As Gen Zs are social-justice-oriented, they want to stand their ground in the workplace. Their strong beliefs that the system was flawed before they arrived make them resistant to mistreatment from the same system. They believe the only way to change is to fight for their principles.                                               

“We prioritise mental health and work-life balance and try to have boundaries with employers. Our generation has stronger opinions and voices, and we are not afraid to speak up when we are being wronged — if we are underpaid, work extra time, or are being mistreated, we have no other choice but to be difficult,” says Kate.                        

“It’s important to feel like your efforts are valued and that your workplace is compromising with you to help you have an easier life while you do your job,” says Julia.                      

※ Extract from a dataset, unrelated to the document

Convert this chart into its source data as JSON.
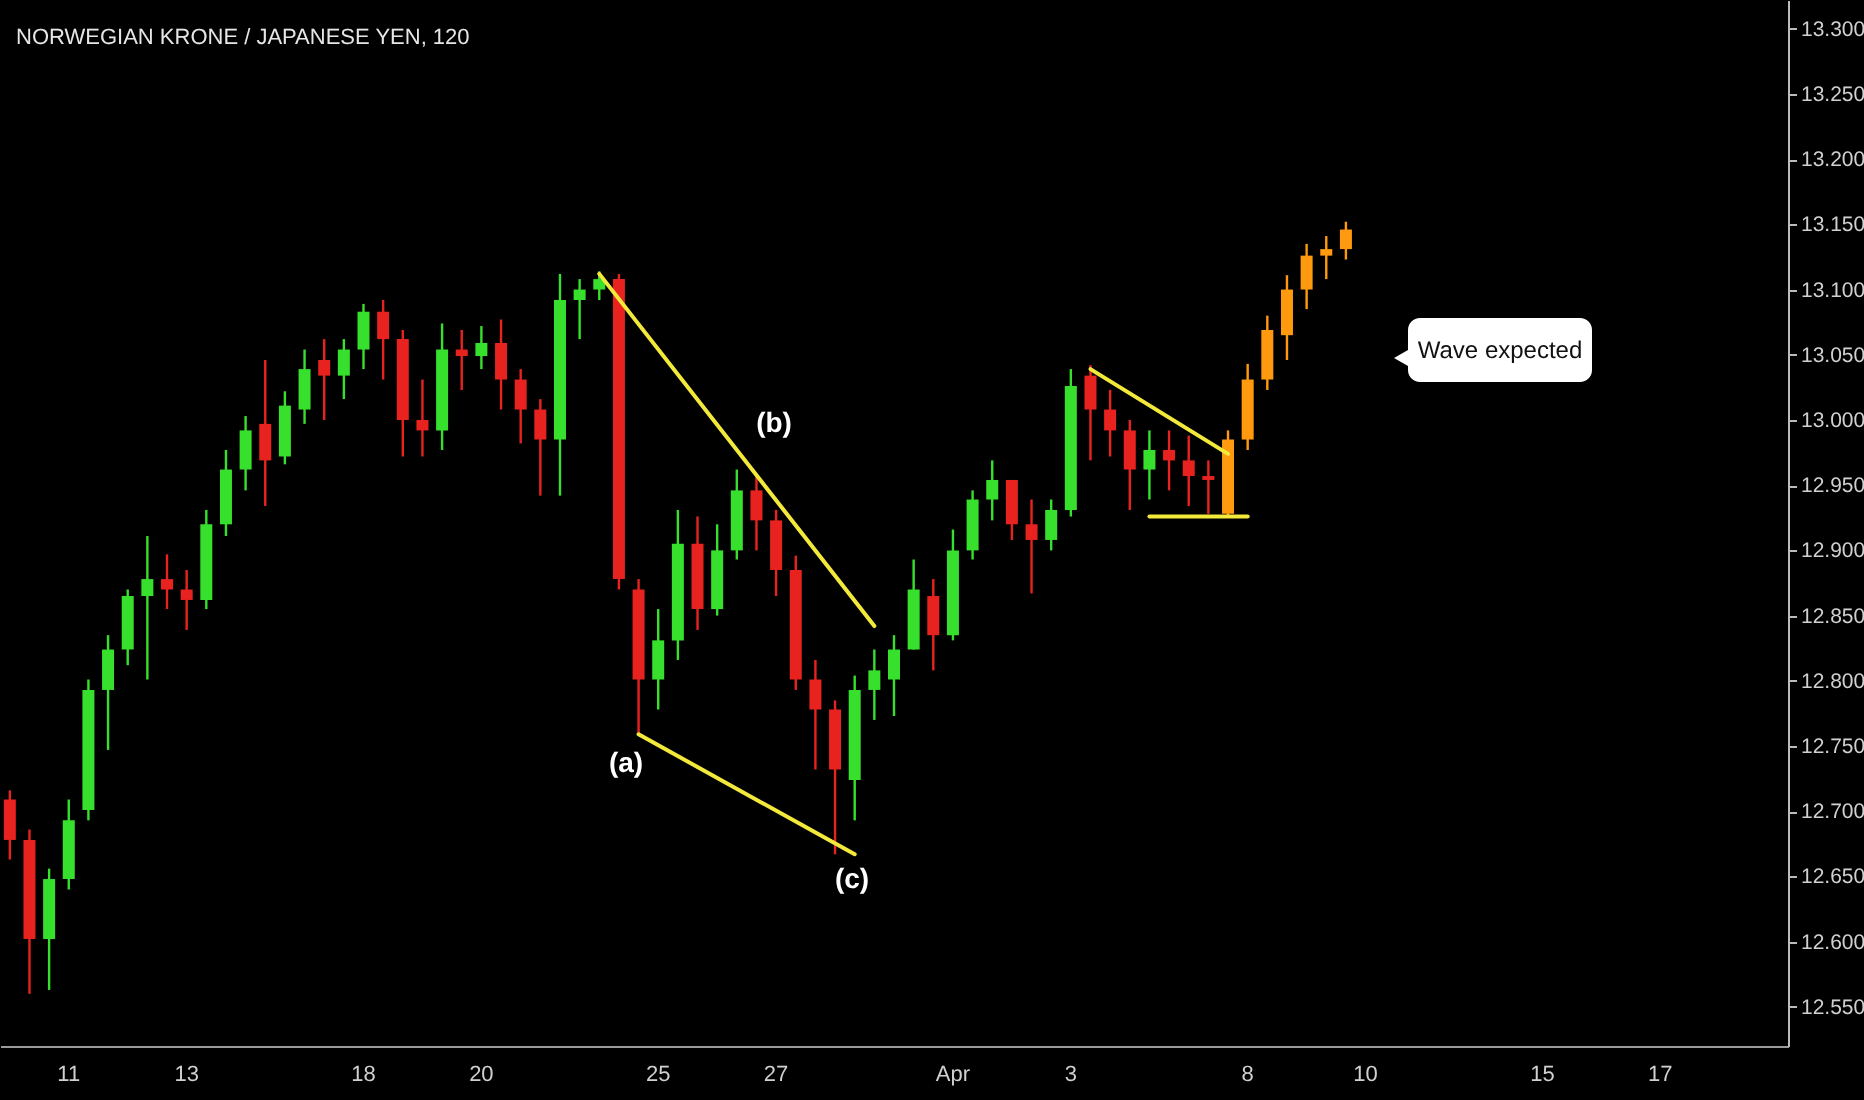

“The job is where you spend most of your time, and to have a sense of purpose and work fulfilment, you need to enjoy what you are doing. You can’t enjoy it if you are severely underpaid and your workplace doesn’t provide any benefits, such as working from home and having a bit more time just to sleep in,” she adds.                

Gen Zs are willing to work hard and realise that, in today’s reality, they probably need to try twice as hard as their predecessors to achieve the same results. And that’s why they want their employers to collaborate rather than just manage them.                             

It’s the first time when we have a younger generation that has access to more information and completely different life experiences than the one before. Older generations can no longer presume to know everything and have an unshakable authority.                                   

So, instead of just labelling youngsters ‘lazy’ and ‘entitled’, we can reassess the classic top-down hierarchy and admit that it simply no longer works in the digital world. Collaboration and compassion are the approaches to attracting and retaining young talent in the 21st century.